Wenn man dies einige Tage geübt hat, kann man die Minute um ein «Warm Up» davor ergänzen: sich strecken, gähnen, hüpfen, die Hände waschen, eine Kerze anzünden – egal (ich strecke mich oder bewundere mein Geschirr, denn ich meditiere in der Küche). Und wenn man das einige Tage geübt hat, kann ein «Cool Down» hinzugefügt werden, wenn die Minute fertig ist: mit den Zehen wackeln, aus dem Fenster schauen, sich fragen: «War das angenehm?» (ich schaue aus dem Fenster und betrachte den Garten vis-à-vis).

Und dann kann man die Atemzüge zählen, die man während 1 Minute atmet. Nachdem man ungefähr weiss, wieviele tiefe Atemzüge eine Minute dauert, kann man sich vom Alarm befreien. Und dann kann man damit beginnen, die 1-Minuten-Meditation irgendwo zu machen, nicht bloss zuhause. Im Zug, beim Anstehen auf der Post, unter der Dusche, in der Bibliothek, oder im Bett vor dem Einschlafen.

Sobald man den Alarm nicht mehr braucht und bloss Atemzüge zu zählen braucht für eine Minute, kann man sie auch in verschiedenen Notfallsituationen einsetzen. Bei Panik, Frust, Ärger, Druck, Verwirrung oder Schock. Wenn immer die Situation es zulässt, dass man nicht sofort reagieren muss, kann man eine 1-Minuten-Meditation machen. Und wenn man sie wirklich regelmässig täglich macht, einmal oder mehrmals, dann fühlt man sich sofort «zuhause» in diesem Ritual, selbst in schwierigen Situationen.

Was Boroson erklärt und ich tatsächlich erlebe: Die 1-Minuten-Meditation geht mit positiven Nebeneffekten einher. Man erlebt Glück und Mitgefühl, manchmal ziemlich unerwartet. Irgendwann fühlte ich mich mehr verbunden mit mir wildfremden Menschen, ich spüre, dass wir überhaupt alle miteinander verbunden sind (auch mit Tieren und Pflanzen und allen Lebewesen). Ich stelle fest, dass ich nicht mehr so schnell urteile und mehr Verständnis aufbringe.
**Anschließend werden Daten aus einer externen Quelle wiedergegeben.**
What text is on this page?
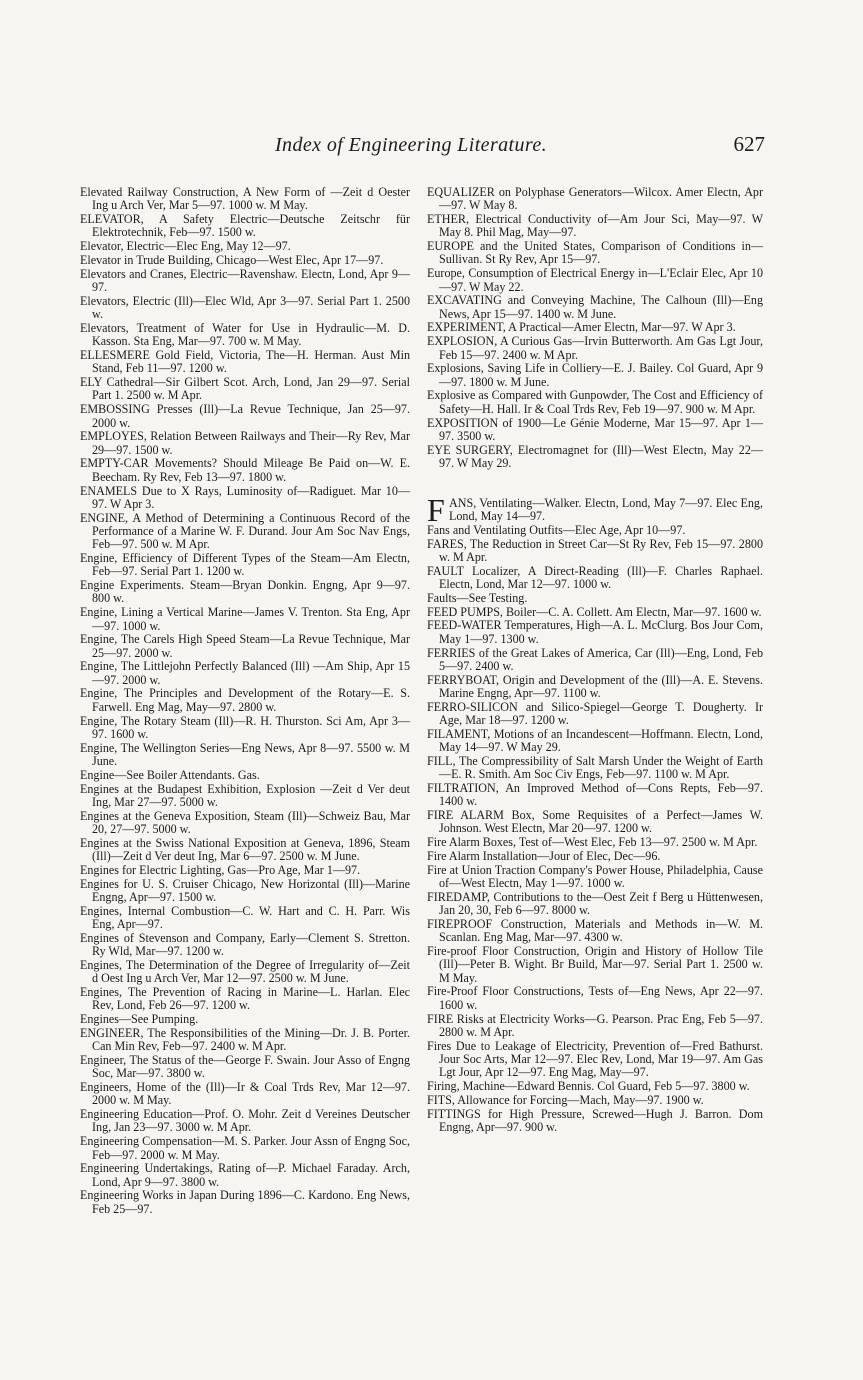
Index of Engineering Literature.	627
Elevated Railway Construction, A New Form of —Zeit d Oester Ing u Arch Ver, Mar 5—97. 1000 w. M May.
ELEVATOR, A Safety Electric—Deutsche Zeitschr für Elektrotechnik, Feb—97. 1500 w.
Elevator, Electric—Elec Eng, May 12—97.
Elevator in Trude Building, Chicago—West Elec, Apr 17—97.
Elevators and Cranes, Electric—Ravenshaw. Electn, Lond, Apr 9—97.
Elevators, Electric (Ill)—Elec Wld, Apr 3—97. Serial Part 1. 2500 w.
Elevators, Treatment of Water for Use in Hydraulic—M. D. Kasson. Sta Eng, Mar—97. 700 w. M May.
ELLESMERE Gold Field, Victoria, The—H. Herman. Aust Min Stand, Feb 11—97. 1200 w.
ELY Cathedral—Sir Gilbert Scot. Arch, Lond, Jan 29—97. Serial Part 1. 2500 w. M Apr.
EMBOSSING Presses (Ill)—La Revue Technique, Jan 25—97. 2000 w.
EMPLOYES, Relation Between Railways and Their—Ry Rev, Mar 29—97. 1500 w.
EMPTY-CAR Movements? Should Mileage Be Paid on—W. E. Beecham. Ry Rev, Feb 13—97. 1800 w.
ENAMELS Due to X Rays, Luminosity of—Radiguet. Mar 10—97. W Apr 3.
ENGINE, A Method of Determining a Continuous Record of the Performance of a Marine W. F. Durand. Jour Am Soc Nav Engs, Feb—97. 500 w. M Apr.
Engine, Efficiency of Different Types of the Steam—Am Electn, Feb—97. Serial Part 1. 1200 w.
Engine Experiments. Steam—Bryan Donkin. Engng, Apr 9—97. 800 w.
Engine, Lining a Vertical Marine—James V. Trenton. Sta Eng, Apr—97. 1000 w.
Engine, The Carels High Speed Steam—La Revue Technique, Mar 25—97. 2000 w.
Engine, The Littlejohn Perfectly Balanced (Ill) —Am Ship, Apr 15—97. 2000 w.
Engine, The Principles and Development of the Rotary—E. S. Farwell. Eng Mag, May—97. 2800 w.
Engine, The Rotary Steam (Ill)—R. H. Thurston. Sci Am, Apr 3—97. 1600 w.
Engine, The Wellington Series—Eng News, Apr 8—97. 5500 w. M June.
Engine—See Boiler Attendants. Gas.
Engines at the Budapest Exhibition, Explosion —Zeit d Ver deut Ing, Mar 27—97. 5000 w.
Engines at the Geneva Exposition, Steam (Ill)—Schweiz Bau, Mar 20, 27—97. 5000 w.
Engines at the Swiss National Exposition at Geneva, 1896, Steam (Ill)—Zeit d Ver deut Ing, Mar 6—97. 2500 w. M June.
Engines for Electric Lighting, Gas—Pro Age, Mar 1—97.
Engines for U. S. Cruiser Chicago, New Horizontal (Ill)—Marine Engng, Apr—97. 1500 w.
Engines, Internal Combustion—C. W. Hart and C. H. Parr. Wis Eng, Apr—97.
Engines of Stevenson and Company, Early—Clement S. Stretton. Ry Wld, Mar—97. 1200 w.
Engines, The Determination of the Degree of Irregularity of—Zeit d Oest Ing u Arch Ver, Mar 12—97. 2500 w. M June.
Engines, The Prevention of Racing in Marine—L. Harlan. Elec Rev, Lond, Feb 26—97. 1200 w.
Engines—See Pumping.
ENGINEER, The Responsibilities of the Mining—Dr. J. B. Porter. Can Min Rev, Feb—97. 2400 w. M Apr.
Engineer, The Status of the—George F. Swain. Jour Asso of Engng Soc, Mar—97. 3800 w.
Engineers, Home of the (Ill)—Ir & Coal Trds Rev, Mar 12—97. 2000 w. M May.
Engineering Education—Prof. O. Mohr. Zeit d Vereines Deutscher Ing, Jan 23—97. 3000 w. M Apr.
Engineering Compensation—M. S. Parker. Jour Assn of Engng Soc, Feb—97. 2000 w. M May.
Engineering Undertakings, Rating of—P. Michael Faraday. Arch, Lond, Apr 9—97. 3800 w.
Engineering Works in Japan During 1896—C. Kardono. Eng News, Feb 25—97.
EQUALIZER on Polyphase Generators—Wilcox. Amer Electn, Apr—97. W May 8.
ETHER, Electrical Conductivity of—Am Jour Sci, May—97. W May 8. Phil Mag, May—97.
EUROPE and the United States, Comparison of Conditions in—Sullivan. St Ry Rev, Apr 15—97.
Europe, Consumption of Electrical Energy in—L'Eclair Elec, Apr 10—97. W May 22.
EXCAVATING and Conveying Machine, The Calhoun (Ill)—Eng News, Apr 15—97. 1400 w. M June.
EXPERIMENT, A Practical—Amer Electn, Mar—97. W Apr 3.
EXPLOSION, A Curious Gas—Irvin Butterworth. Am Gas Lgt Jour, Feb 15—97. 2400 w. M Apr.
Explosions, Saving Life in Colliery—E. J. Bailey. Col Guard, Apr 9—97. 1800 w. M June.
Explosive as Compared with Gunpowder, The Cost and Efficiency of Safety—H. Hall. Ir & Coal Trds Rev, Feb 19—97. 900 w. M Apr.
EXPOSITION of 1900—Le Génie Moderne, Mar 15—97. Apr 1—97. 3500 w.
EYE SURGERY, Electromagnet for (Ill)—West Electn, May 22—97. W May 29.
F ANS, Ventilating—Walker. Electn, Lond, May 7—97. Elec Eng, Lond, May 14—97.
Fans and Ventilating Outfits—Elec Age, Apr 10—97.
FARES, The Reduction in Street Car—St Ry Rev, Feb 15—97. 2800 w. M Apr.
FAULT Localizer, A Direct-Reading (Ill)—F. Charles Raphael. Electn, Lond, Mar 12—97. 1000 w.
Faults—See Testing.
FEED PUMPS, Boiler—C. A. Collett. Am Electn, Mar—97. 1600 w.
FEED-WATER Temperatures, High—A. L. McClurg. Bos Jour Com, May 1—97. 1300 w.
FERRIES of the Great Lakes of America, Car (Ill)—Eng, Lond, Feb 5—97. 2400 w.
FERRYBOAT, Origin and Development of the (Ill)—A. E. Stevens. Marine Engng, Apr—97. 1100 w.
FERRO-SILICON and Silico-Spiegel—George T. Dougherty. Ir Age, Mar 18—97. 1200 w.
FILAMENT, Motions of an Incandescent—Hoffmann. Electn, Lond, May 14—97. W May 29.
FILL, The Compressibility of Salt Marsh Under the Weight of Earth—E. R. Smith. Am Soc Civ Engs, Feb—97. 1100 w. M Apr.
FILTRATION, An Improved Method of—Cons Repts, Feb—97. 1400 w.
FIRE ALARM Box, Some Requisites of a Perfect—James W. Johnson. West Electn, Mar 20—97. 1200 w.
Fire Alarm Boxes, Test of—West Elec, Feb 13—97. 2500 w. M Apr.
Fire Alarm Installation—Jour of Elec, Dec—96.
Fire at Union Traction Company's Power House, Philadelphia, Cause of—West Electn, May 1—97. 1000 w.
FIREDAMP, Contributions to the—Oest Zeit f Berg u Hüttenwesen, Jan 20, 30, Feb 6—97. 8000 w.
FIREPROOF Construction, Materials and Methods in—W. M. Scanlan. Eng Mag, Mar—97. 4300 w.
Fire-proof Floor Construction, Origin and History of Hollow Tile (Ill)—Peter B. Wight. Br Build, Mar—97. Serial Part 1. 2500 w. M May.
Fire-Proof Floor Constructions, Tests of—Eng News, Apr 22—97. 1600 w.
FIRE Risks at Electricity Works—G. Pearson. Prac Eng, Feb 5—97. 2800 w. M Apr.
Fires Due to Leakage of Electricity, Prevention of—Fred Bathurst. Jour Soc Arts, Mar 12—97. Elec Rev, Lond, Mar 19—97. Am Gas Lgt Jour, Apr 12—97. Eng Mag, May—97.
Firing, Machine—Edward Bennis. Col Guard, Feb 5—97. 3800 w.
FITS, Allowance for Forcing—Mach, May—97. 1900 w.
FITTINGS for High Pressure, Screwed—Hugh J. Barron. Dom Engng, Apr—97. 900 w.
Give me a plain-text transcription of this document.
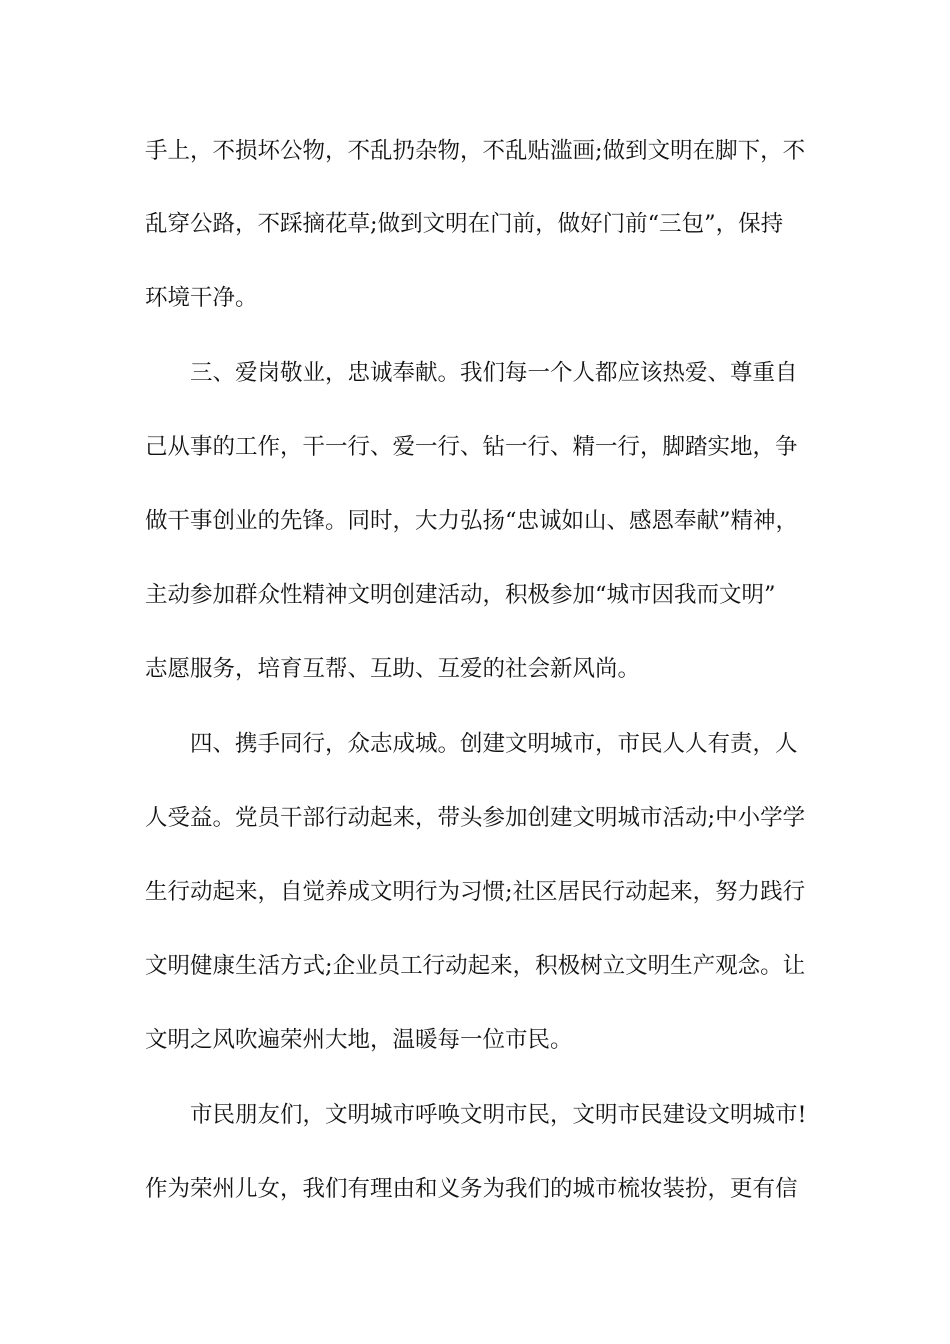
手上，不损坏公物，不乱扔杂物，不乱贴滥画;做到文明在脚下，不
乱穿公路，不踩摘花草;做到文明在门前，做好门前“三包”，保持
环境干净。
三、爱岗敬业，忠诚奉献。我们每一个人都应该热爱、尊重自
己从事的工作，干一行、爱一行、钻一行、精一行，脚踏实地，争
做干事创业的先锋。同时，大力弘扬“忠诚如山、感恩奉献”精神，
主动参加群众性精神文明创建活动，积极参加“城市因我而文明”
志愿服务，培育互帮、互助、互爱的社会新风尚。
四、携手同行，众志成城。创建文明城市，市民人人有责，人
人受益。党员干部行动起来，带头参加创建文明城市活动;中小学学
生行动起来，自觉养成文明行为习惯;社区居民行动起来，努力践行
文明健康生活方式;企业员工行动起来，积极树立文明生产观念。让
文明之风吹遍荣州大地，温暖每一位市民。
市民朋友们，文明城市呼唤文明市民，文明市民建设文明城市!
作为荣州儿女，我们有理由和义务为我们的城市梳妆装扮，更有信
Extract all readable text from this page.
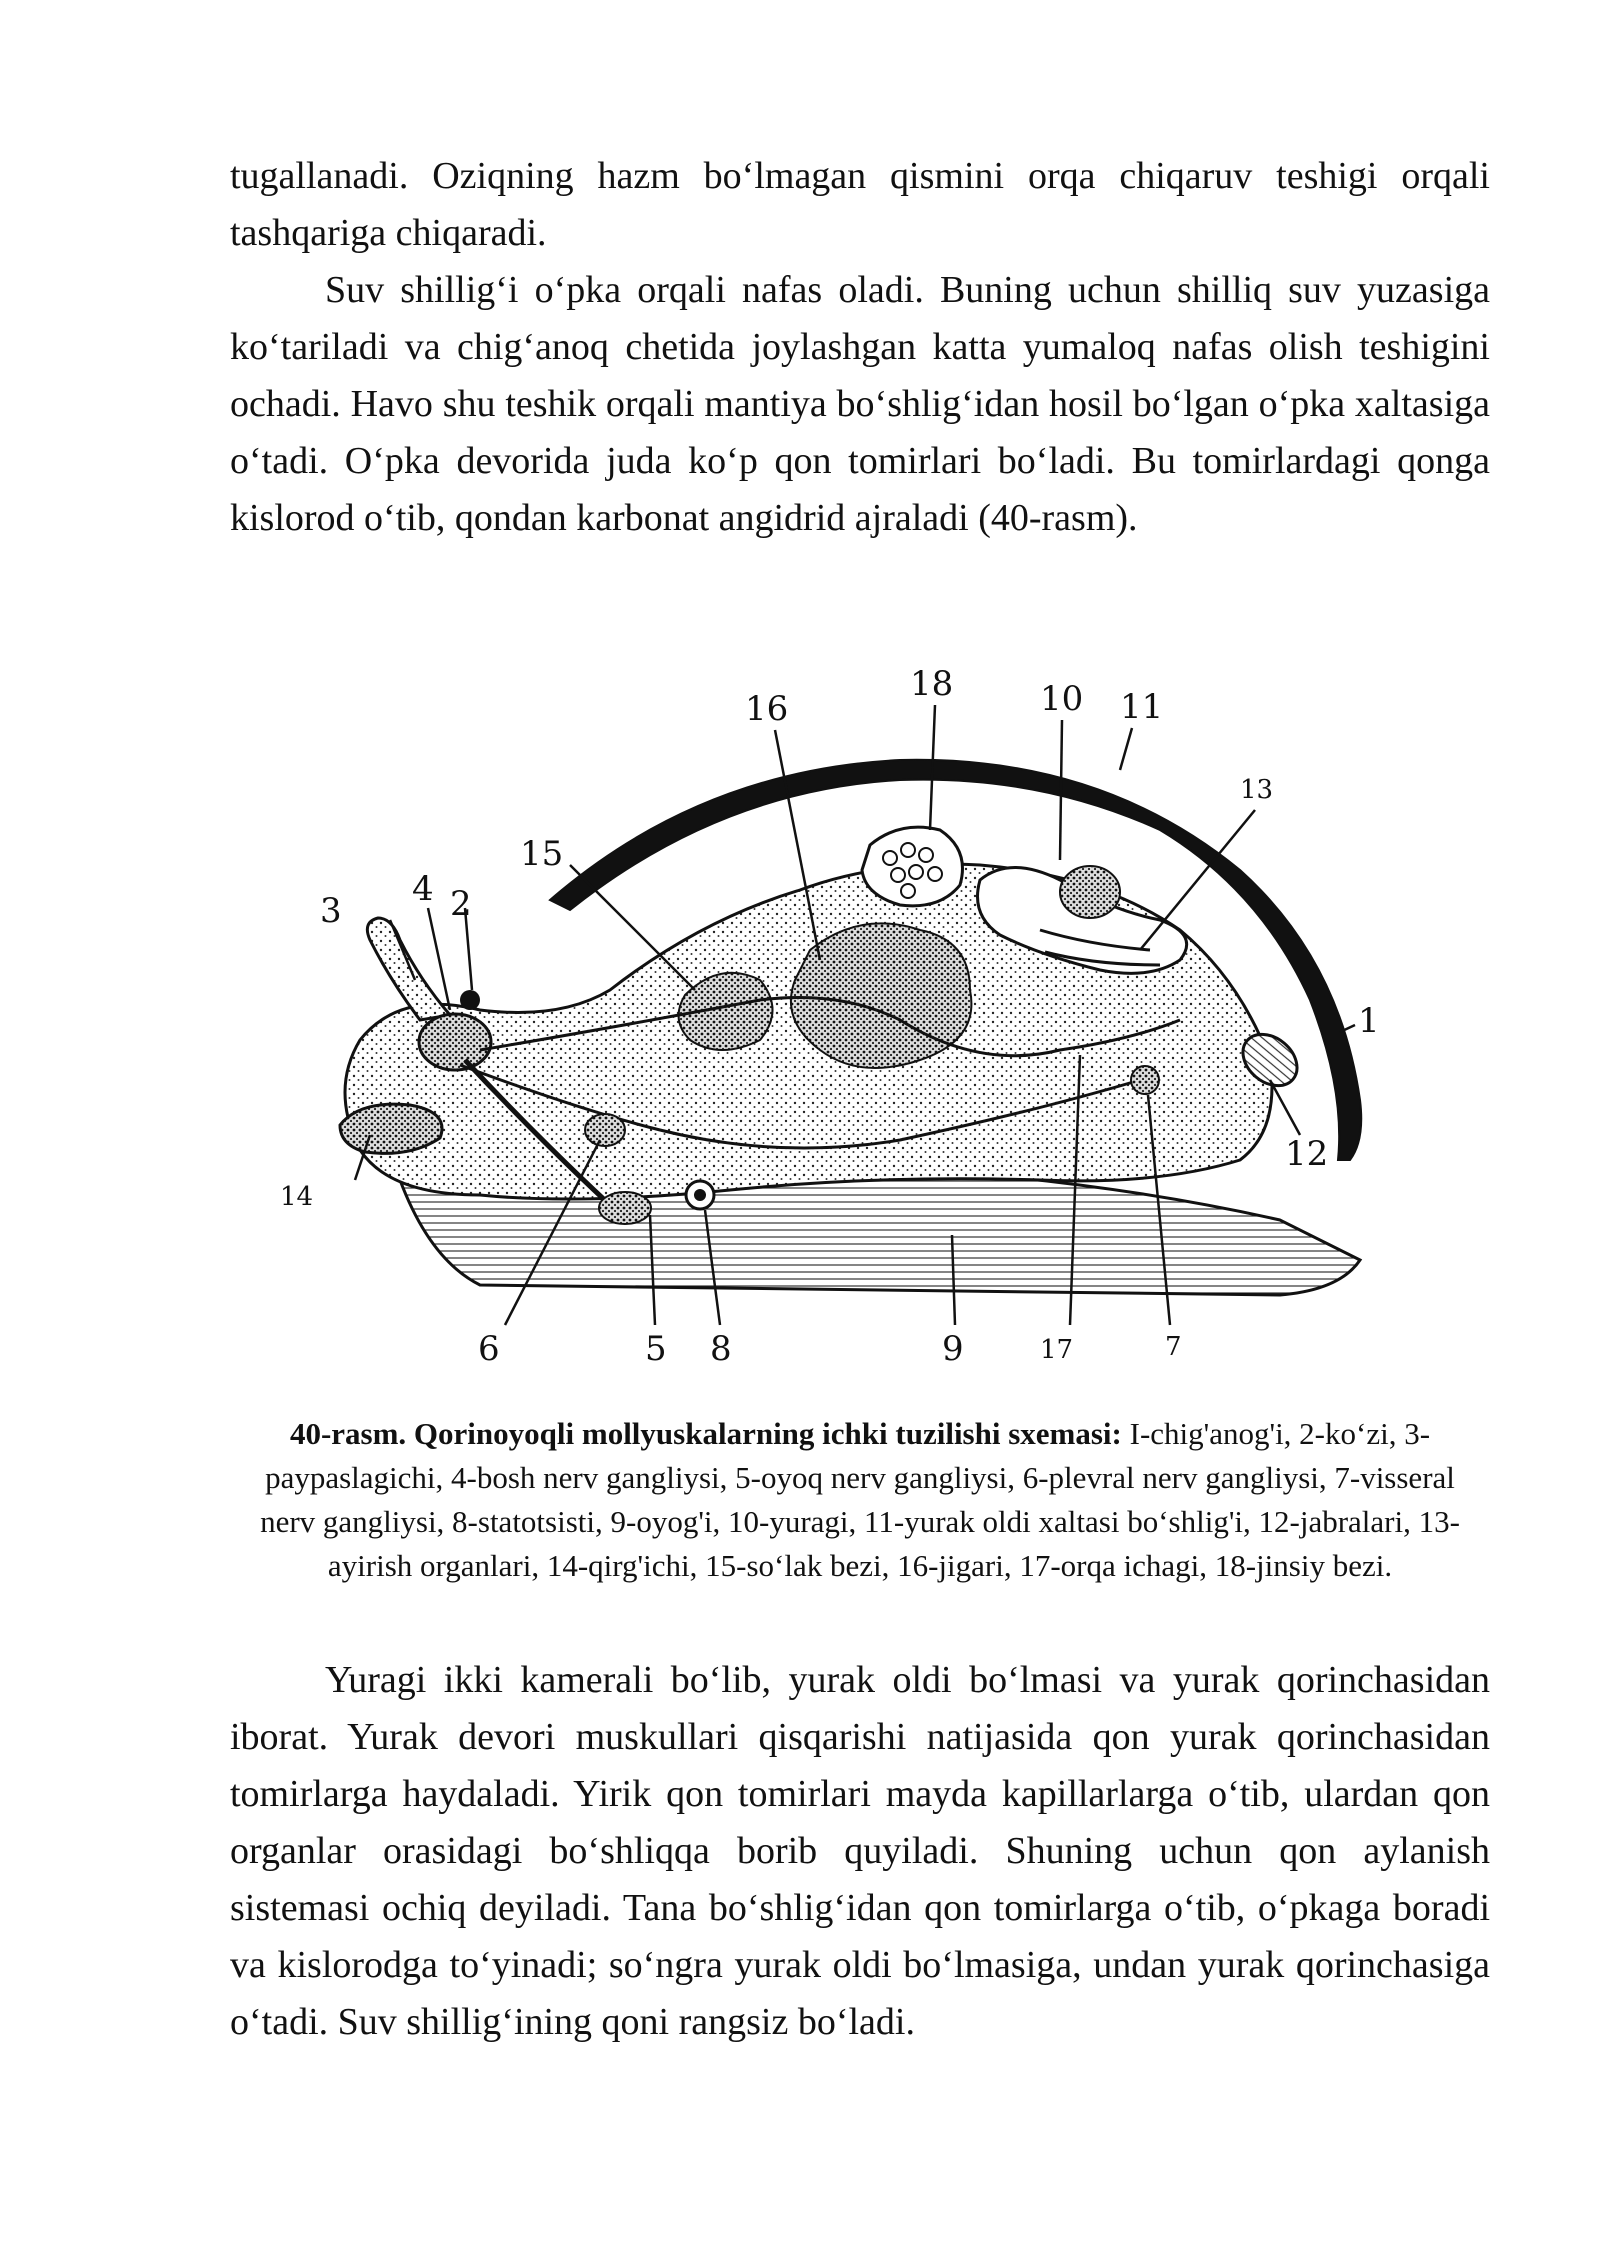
tugallanadi. Oziqning hazm bo‘lmagan qismini orqa chiqaruv teshigi orqali tashqariga chiqaradi.

Suv shillig‘i o‘pka orqali nafas oladi. Buning uchun shilliq suv yuzasiga ko‘tariladi va chig‘anoq chetida joylashgan katta yumaloq nafas olish teshigini ochadi. Havo shu teshik orqali mantiya bo‘shlig‘idan hosil bo‘lgan o‘pka xaltasiga o‘tadi. O‘pka devorida juda ko‘p qon tomirlari bo‘ladi. Bu tomirlardagi qonga kislorod o‘tib, qondan karbonat angidrid ajraladi (40-rasm).

16
18	10 11
13
15
3
4 2
1
12
14
6	5 8	9	17	7

40-rasm. Qorinoyoqli mollyuskalarning ichki tuzilishi sxemasi: I-chig'anog'i, 2-ko‘zi, 3-paypaslagichi, 4-bosh nerv gangliysi, 5-oyoq nerv gangliysi, 6-plevral nerv gangliysi, 7-visseral nerv gangliysi, 8-statotsisti, 9-oyog'i, 10-yuragi, 11-yurak oldi xaltasi bo‘shlig'i, 12-jabralari, 13-ayirish organlari, 14-qirg'ichi, 15-so‘lak bezi, 16-jigari, 17-orqa ichagi, 18-jinsiy bezi.

Yuragi ikki kamerali bo‘lib, yurak oldi bo‘lmasi va yurak qorinchasidan iborat. Yurak devori muskullari qisqarishi natijasida qon yurak qorinchasidan tomirlarga haydaladi. Yirik qon tomirlari mayda kapillarlarga o‘tib, ulardan qon organlar orasidagi bo‘shliqqa borib quyiladi. Shuning uchun qon aylanish sistemasi ochiq deyiladi. Tana bo‘shlig‘idan qon tomirlarga o‘tib, o‘pkaga boradi va kislorodga to‘yinadi; so‘ngra yurak oldi bo‘lmasiga, undan yurak qorinchasiga o‘tadi. Suv shillig‘ining qoni rangsiz bo‘ladi.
Die 1-Minuten-Meditation macht mich friedlicher.

Es ist auch gut möglich, dass euer Umfeld merkt, dass ihr euch verändert habt, ruhiger seid, gelassener, friedlicher, geduldiger.

Man kann diese einminütige Meditation natürlich einfach mal so ausprobieren. Ich kann die Lektüre des Büchleins jedoch sehr empfehlen. Martin Boroson schreibt schön, lustig, poetisch und eloquent, es wäre schade, sich seine Gedanken entgehen zu lassen. Das Buch ist im englischen Original, aber auch auf Deutsch erhältlich.

Hier ein paar meiner Lieblingsstellen – allerdings auf Englisch, da ich es in der englischen Ausgabe besitze:

«The Basic Minute is not just about stopping doing, it’s about stopping youing

«If you practice the Minute regularly, you might find yourself thinking more positively and liking yourself more. You might find that you are indeed getting what you want – or at least liking what you have.»

«In fact, the Basic Minute isn’t anything at all. It’s just nothing. Just one whole minute of nothing. That’s why it’s such a relief».